Kau tertunduk, menyembunyikan raut wajahmu dariku, aku berharap itu adalah rasa sesal
setelah apa yang baru saja kau ucapkan. “Aku bisa pindah kesini rin, kalau itu maumu.” Aku
melembut, nyaris memohon.

“Meninggalkan pekerjaanmu ?” Kau mengangkat kepalamu menatapku dengan tajam.


“Kalau itu maumu, aku berjanji bisa membahagiakanmu. Aku akan berusaha lebih keras agar
kita bisa sama-sama membangun semua impian yang kita punya.”

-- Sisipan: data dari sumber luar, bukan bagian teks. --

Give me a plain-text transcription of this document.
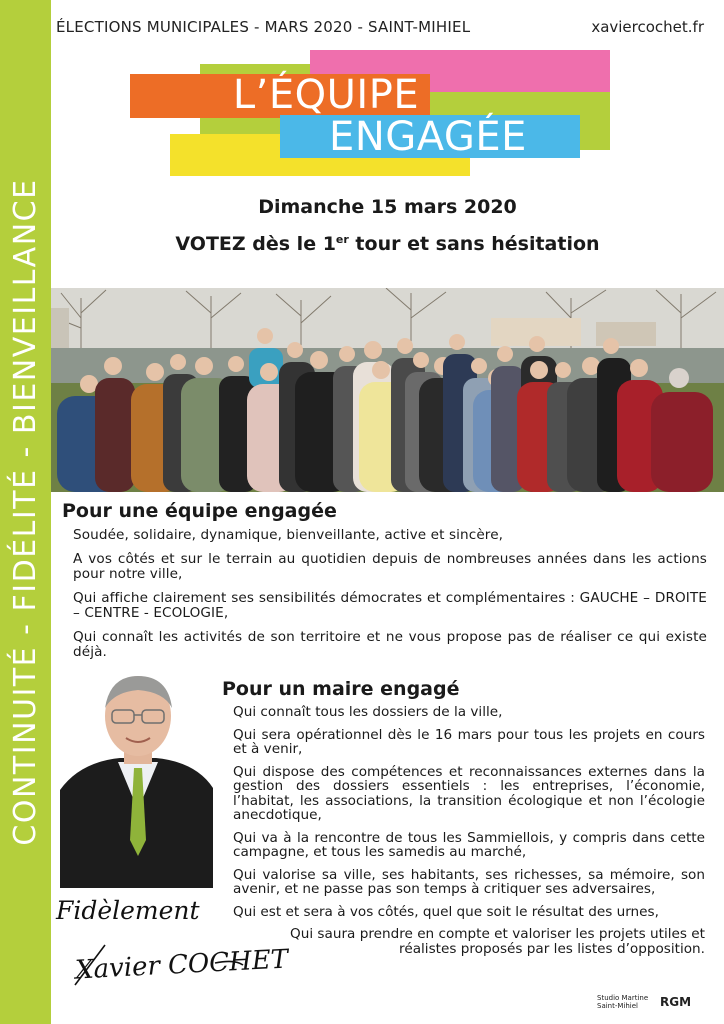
CONTINUITÉ - FIDÉLITÉ - BIENVEILLANCE
ÉLECTIONS MUNICIPALES - MARS 2020 - SAINT-MIHIEL	xaviercochet.fr
L’ÉQUIPE
ENGAGÉE
Dimanche 15 mars 2020
VOTEZ dès le 1er tour et sans hésitation
Pour une équipe engagée
Soudée, solidaire, dynamique, bienveillante, active et sincère,
A vos côtés et sur le terrain au quotidien depuis de nombreuses années dans les actions pour notre ville,
Qui affiche clairement ses sensibilités démocrates et complémentaires : GAUCHE – DROITE – CENTRE - ECOLOGIE,
Qui connaît les activités de son territoire et ne vous propose pas de réaliser ce qui existe déjà.
Pour un maire engagé
Qui connaît tous les dossiers de la ville,
Qui sera opérationnel dès le 16 mars pour tous les projets en cours et à venir,
Qui dispose des compétences et reconnaissances externes dans la gestion des dossiers essentiels : les entreprises, l’économie, l’habitat, les associations, la transition écologique et non l’écologie anecdotique,
Qui va à la rencontre de tous les Sammiellois, y compris dans cette campagne, et tous les samedis au marché,
Qui valorise sa ville, ses habitants, ses richesses, sa mémoire, son avenir, et ne passe pas son temps à critiquer ses adversaires,
Qui est et sera à vos côtés, quel que soit le résultat des urnes,
Qui saura prendre en compte et valoriser les projets utiles et réalistes proposés par les listes d’opposition.
Fidèlement
Xavier COCHET
Studio Martine
Saint-Mihiel	RGM
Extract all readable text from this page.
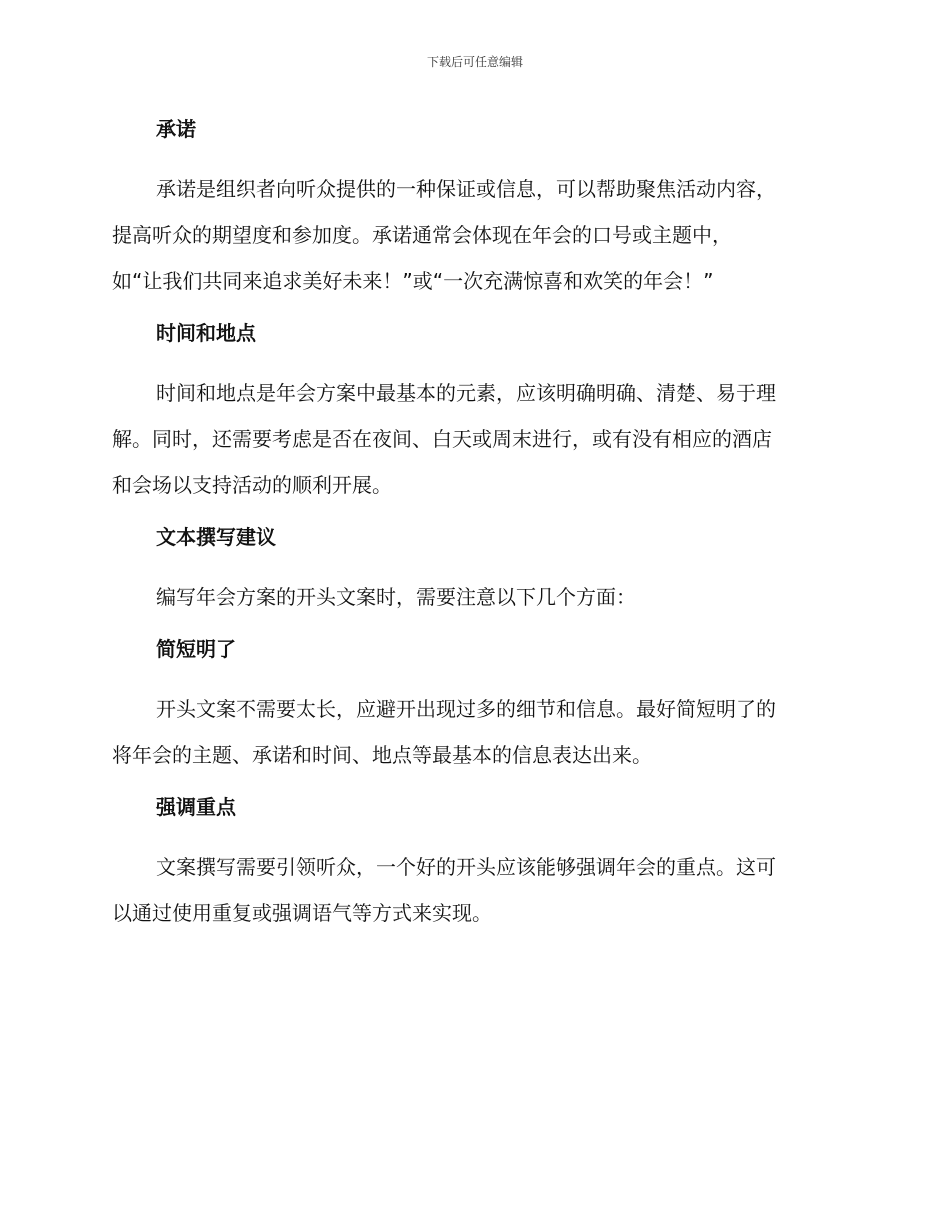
下载后可任意编辑
承诺
承诺是组织者向听众提供的一种保证或信息，可以帮助聚焦活动内容，
提高听众的期望度和参加度。承诺通常会体现在年会的口号或主题中，
如“让我们共同来追求美好未来！”或“一次充满惊喜和欢笑的年会！”
时间和地点
时间和地点是年会方案中最基本的元素，应该明确明确、清楚、易于理
解。同时，还需要考虑是否在夜间、白天或周末进行，或有没有相应的酒店
和会场以支持活动的顺利开展。
文本撰写建议
编写年会方案的开头文案时，需要注意以下几个方面：
简短明了
开头文案不需要太长，应避开出现过多的细节和信息。最好简短明了的
将年会的主题、承诺和时间、地点等最基本的信息表达出来。
强调重点
文案撰写需要引领听众，一个好的开头应该能够强调年会的重点。这可
以通过使用重复或强调语气等方式来实现。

“Sudah menentukan tanggal kak.” Kau menjawab tanpa menatapku.

Ingin rasanya menceburkan diriku kedalam Sungai Musi yang berwarna bagai kopi susu,
tenggelam didalamnya dan berharap semua sakit yang kurasakan hari ini tidak pernah terjadi.

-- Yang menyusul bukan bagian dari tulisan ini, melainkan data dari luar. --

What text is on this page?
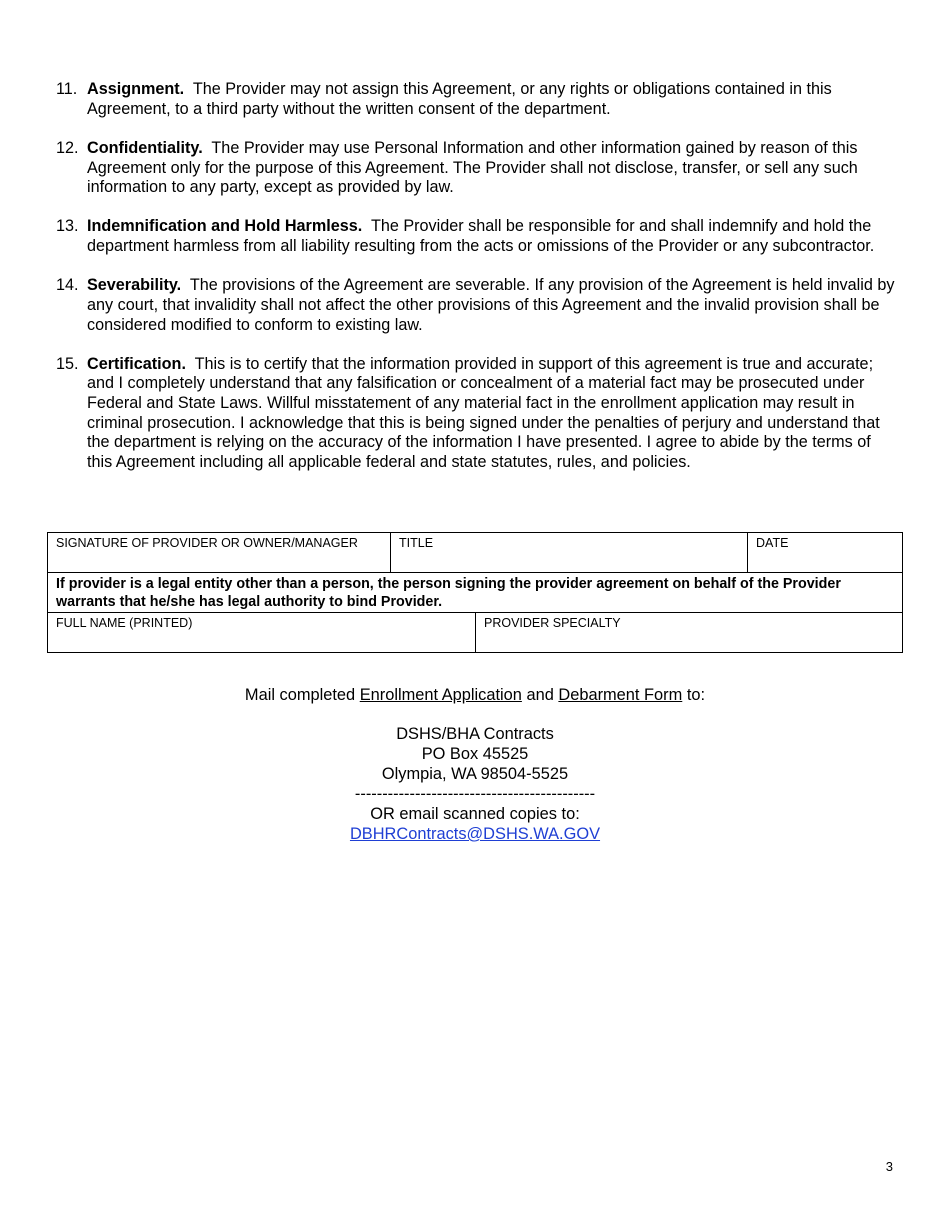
11. Assignment. The Provider may not assign this Agreement, or any rights or obligations contained in this Agreement, to a third party without the written consent of the department.
12. Confidentiality. The Provider may use Personal Information and other information gained by reason of this Agreement only for the purpose of this Agreement. The Provider shall not disclose, transfer, or sell any such information to any party, except as provided by law.
13. Indemnification and Hold Harmless. The Provider shall be responsible for and shall indemnify and hold the department harmless from all liability resulting from the acts or omissions of the Provider or any subcontractor.
14. Severability. The provisions of the Agreement are severable. If any provision of the Agreement is held invalid by any court, that invalidity shall not affect the other provisions of this Agreement and the invalid provision shall be considered modified to conform to existing law.
15. Certification. This is to certify that the information provided in support of this agreement is true and accurate; and I completely understand that any falsification or concealment of a material fact may be prosecuted under Federal and State Laws. Willful misstatement of any material fact in the enrollment application may result in criminal prosecution. I acknowledge that this is being signed under the penalties of perjury and understand that the department is relying on the accuracy of the information I have presented. I agree to abide by the terms of this Agreement including all applicable federal and state statutes, rules, and policies.
SIGNATURE OF PROVIDER OR OWNER/MANAGER	TITLE		DATE
If provider is a legal entity other than a person, the person signing the provider agreement on behalf of the Provider warrants that he/she has legal authority to bind Provider.			
FULL NAME (PRINTED)		PROVIDER SPECIALTY	
Mail completed Enrollment Application and Debarment Form to:
DSHS/BHA Contracts
PO Box 45525
Olympia, WA 98504-5525
--------------------------------------------
OR email scanned copies to:
DBHRContracts@DSHS.WA.GOV
3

Perjalanan pulang jauh lebih ramai dan padat, suara Adzan masjid dan suara klakson
kendaraan mendominasi. Kami terkurung dalam sunyi, aku enggan mengucapkan apapun dan
mungkin ia juga sama enggannya denganku. Percakapan dipinggir sungai Musi itu benar-benar
memilukan buatku, tak pernah kubayangkan jika pada akhirnya aku harus melepasmu seperti ini.
Didalam kepalaku masih berangan-angan andai saja aku datang lebih awal, andai cutiku segera di
setujui setelah ia berangsur menghilang dari ruang obrolan.

***

Aku menatap ujung sepatu ku, duduk ditengah keramaian Bandara dengan koper disebelah
kiriku. Setelah tau kau akan menikah, aku putuskan untuk segera pulang. Berupaya tegar
meninggalkan kota Palembang dengan jembatan Ampera yang sepertinya tidak sedia meminjamkan
ketangguhannya, sehingga disinilah aku terpuruk sendirian dan tak bisa berbuat apa-apa.

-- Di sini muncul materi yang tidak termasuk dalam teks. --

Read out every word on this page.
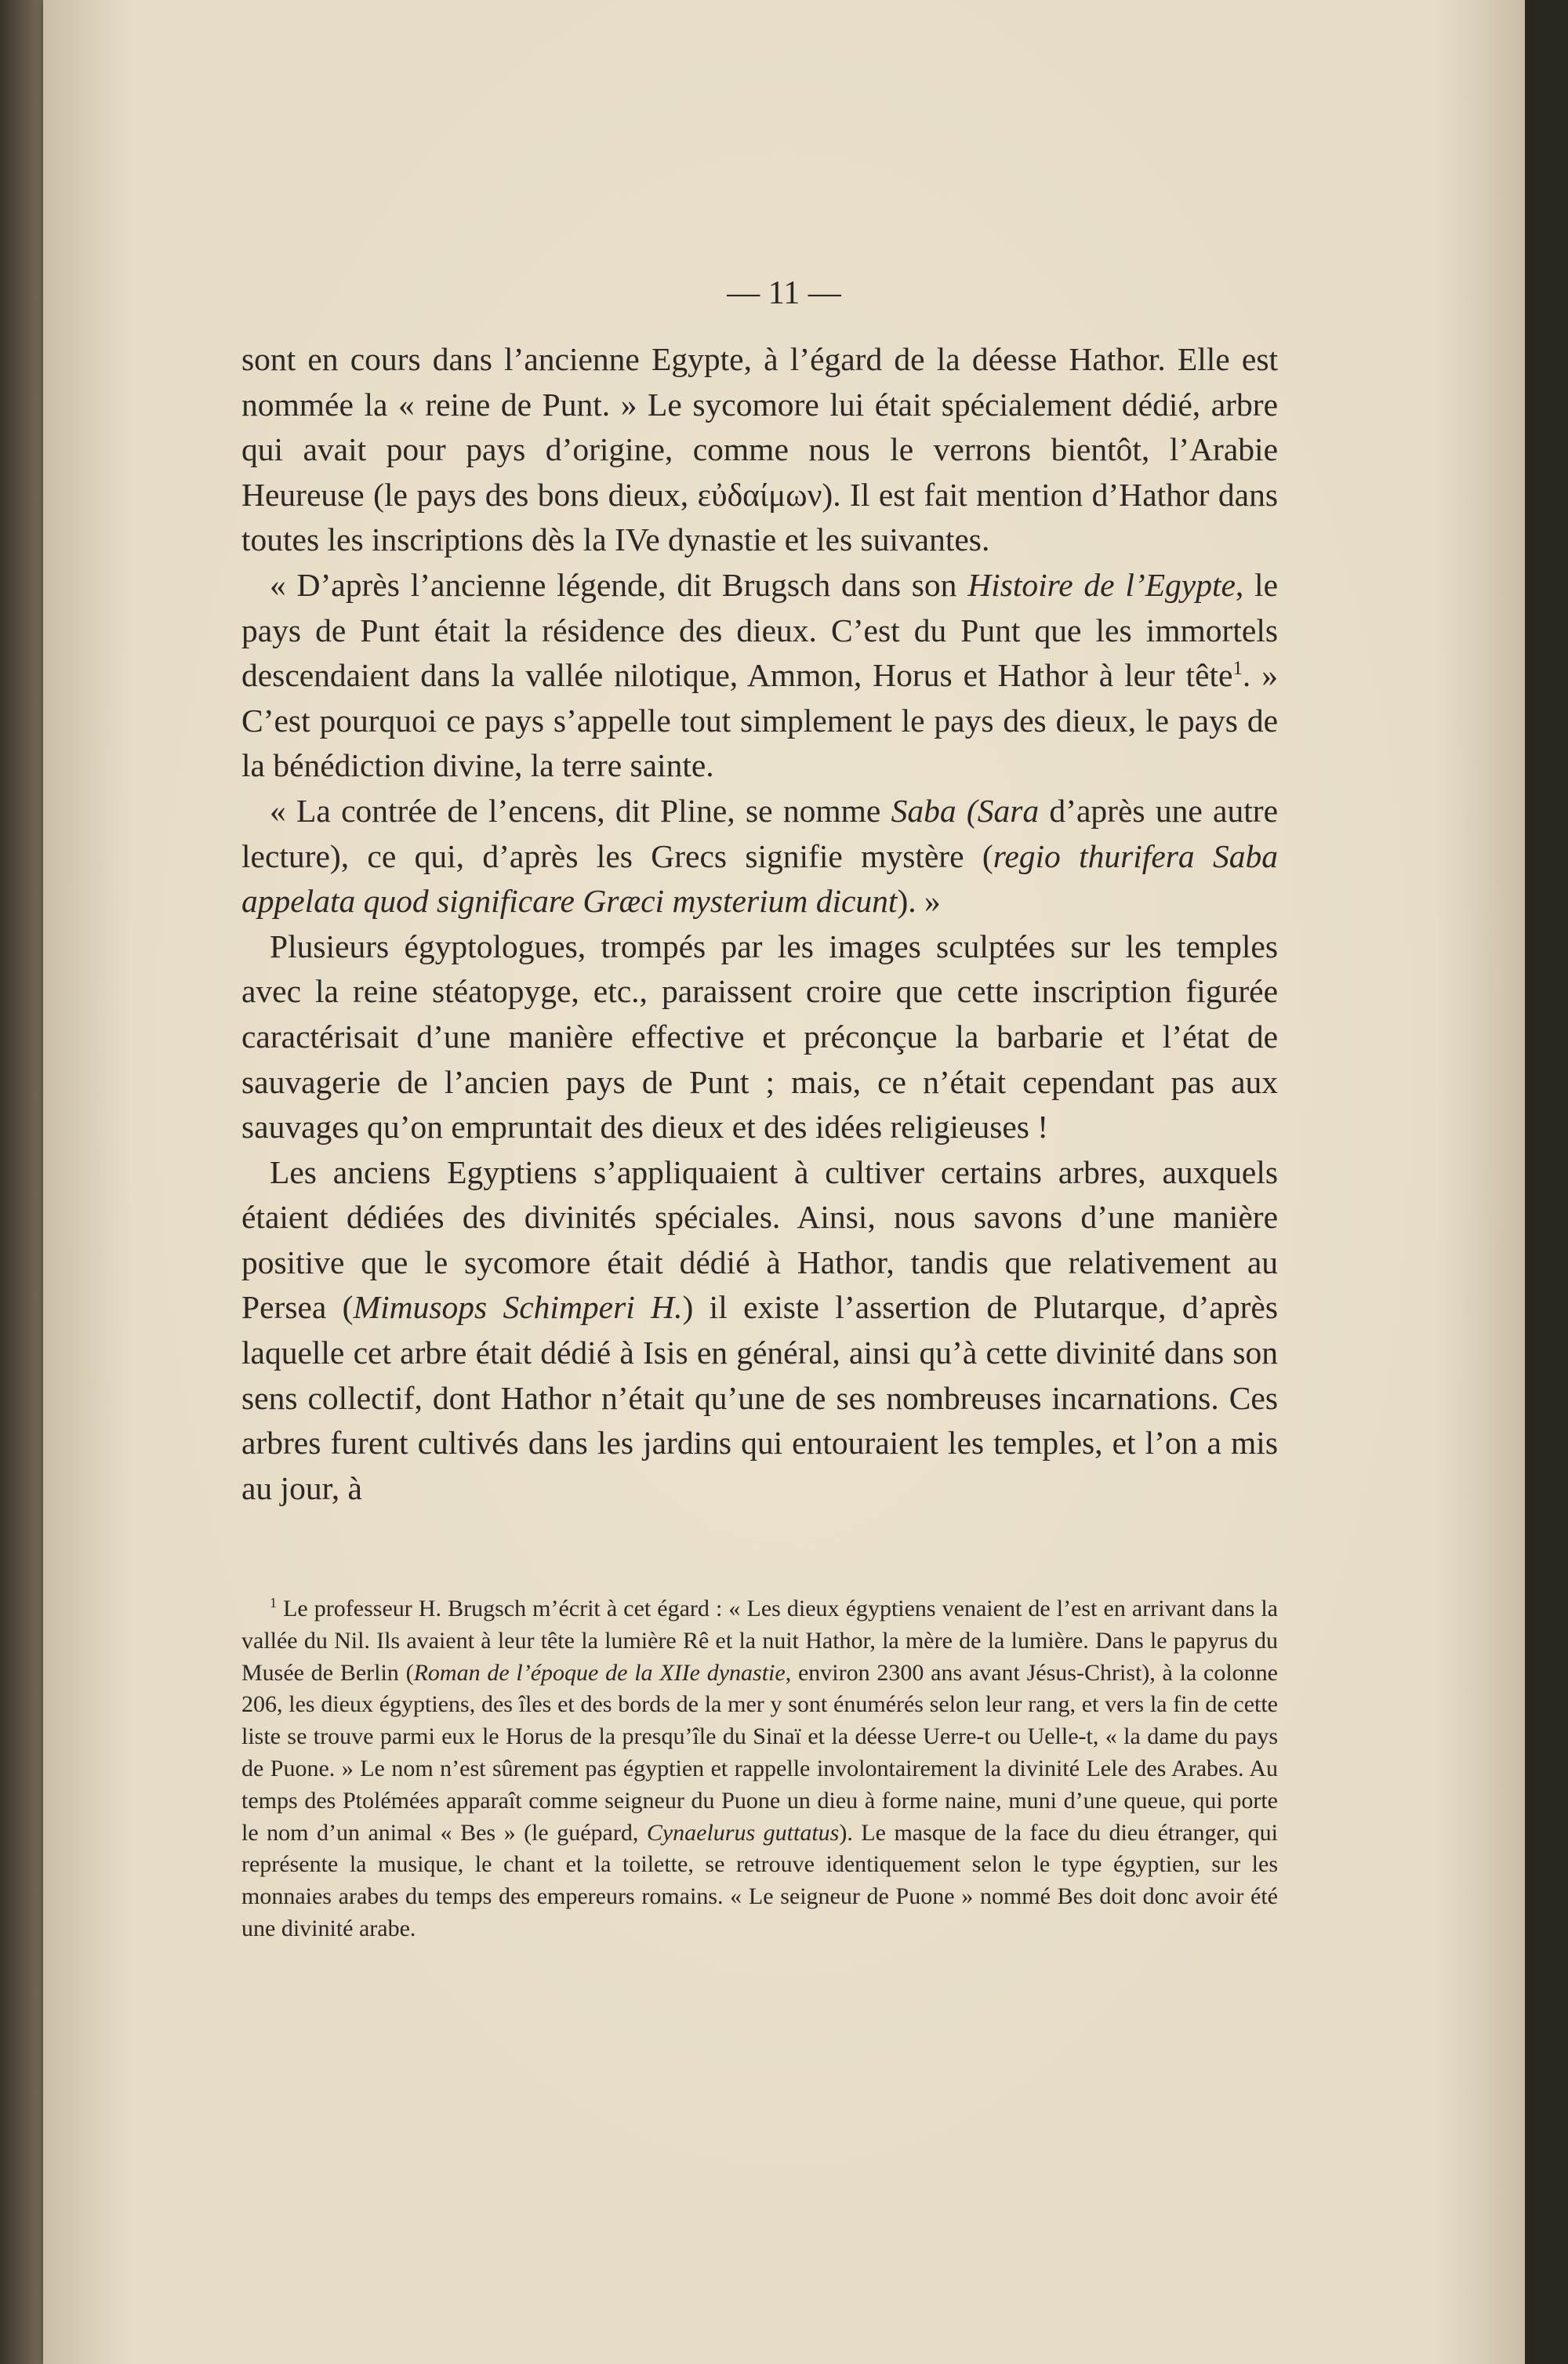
— 11 —

sont en cours dans l’ancienne Egypte, à l’égard de la déesse Hathor. Elle est nommée la « reine de Punt. » Le sycomore lui était spécialement dédié, arbre qui avait pour pays d’origine, comme nous le verrons bientôt, l’Arabie Heureuse (le pays des bons dieux, εὐδαίμων). Il est fait mention d’Hathor dans toutes les inscriptions dès la IVe dynastie et les suivantes.

« D’après l’ancienne légende, dit Brugsch dans son Histoire de l’Egypte, le pays de Punt était la résidence des dieux. C’est du Punt que les immortels descendaient dans la vallée nilotique, Ammon, Horus et Hathor à leur tête$^1$. » C’est pourquoi ce pays s’appelle tout simplement le pays des dieux, le pays de la bénédiction divine, la terre sainte.

« La contrée de l’encens, dit Pline, se nomme Saba (Sara d’après une autre lecture), ce qui, d’après les Grecs signifie mystère (regio thurifera Saba appelata quod significare Græci mysterium dicunt). »

Plusieurs égyptologues, trompés par les images sculptées sur les temples avec la reine stéatopyge, etc., paraissent croire que cette inscription figurée caractérisait d’une manière effective et préconçue la barbarie et l’état de sauvagerie de l’ancien pays de Punt ; mais, ce n’était cependant pas aux sauvages qu’on empruntait des dieux et des idées religieuses !

Les anciens Egyptiens s’appliquaient à cultiver certains arbres, auxquels étaient dédiées des divinités spéciales. Ainsi, nous savons d’une manière positive que le sycomore était dédié à Hathor, tandis que relativement au Persea (Mimusops Schimperi H.) il existe l’assertion de Plutarque, d’après laquelle cet arbre était dédié à Isis en général, ainsi qu’à cette divinité dans son sens collectif, dont Hathor n’était qu’une de ses nombreuses incarnations. Ces arbres furent cultivés dans les jardins qui entouraient les temples, et l’on a mis au jour, à

$^1$ Le professeur H. Brugsch m’écrit à cet égard : « Les dieux égyptiens venaient de l’est en arrivant dans la vallée du Nil. Ils avaient à leur tête la lumière Rê et la nuit Hathor, la mère de la lumière. Dans le papyrus du Musée de Berlin (Roman de l’époque de la XIIe dynastie, environ 2300 ans avant Jésus-Christ), à la colonne 206, les dieux égyptiens, des îles et des bords de la mer y sont énumérés selon leur rang, et vers la fin de cette liste se trouve parmi eux le Horus de la presqu’île du Sinaï et la déesse Uerre-t ou Uelle-t, « la dame du pays de Puone. » Le nom n’est sûrement pas égyptien et rappelle involontairement la divinité Lele des Arabes. Au temps des Ptolémées apparaît comme seigneur du Puone un dieu à forme naine, muni d’une queue, qui porte le nom d’un animal « Bes » (le guépard, Cynaelurus guttatus). Le masque de la face du dieu étranger, qui représente la musique, le chant et la toilette, se retrouve identiquement selon le type égyptien, sur les monnaies arabes du temps des empereurs romains. « Le seigneur de Puone » nommé Bes doit donc avoir été une divinité arabe.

Drrrrrrt, Handphoneku bergetar dibalik saku celana. “Gimana hasilnya nak ?” Suara berat
ibuku menyapa dari sebrang pulau, menunggu kabar dari putranya yang keras kepala ingin terbang ke
Sumatra.

Pertanyaan yang keluar dari mulutnya bagaikan petir yang menyambar sekujur tubuhku, aku
gemetar menahan diri agar tetap baik-baik saja. Aku menghela nafas panjang, dan mencoba membuka
suara, namun yang terjadi, air mataku menetes begitu saja, membelai wajah lelahku yang mencoba
berdamai dengan keadaan. Membasahi celana dasar hitam yang sedianya ingin kupakai ketika
bertemu kedua orang tuanya, lalu memintanya menjadi bidadariku. Terdamparlah aku ditengah hiruk
pikuk bandara, tersedu-sedu dengan handphone ditelinga kananku yang tak bersuara. Mengeluarkan
semua kesakitan akibat tersapu badai dahsyat, sebuah usaha yang ternyata tak sejalan dengan keadaan,
membiarkan ombak besar menerjang kedua mataku hingga airnya tumpah menghantam kedua pipiku.

Bionarasi

Halo, saya Juni Indah pekerja swasta yang mencoba hobi baru sebagai seorang penulis. Jika
sedang tidak menulis, maka saya adalah seorang anak, pekerja swasta, tukang jahit dan ojek pengantar
makanan. Saya lahir ditepian Kota Palembang pada tahun 1995. Dan hal itu pula yang melatari
penulisan cerpen ini. Salam Bumi Silampari.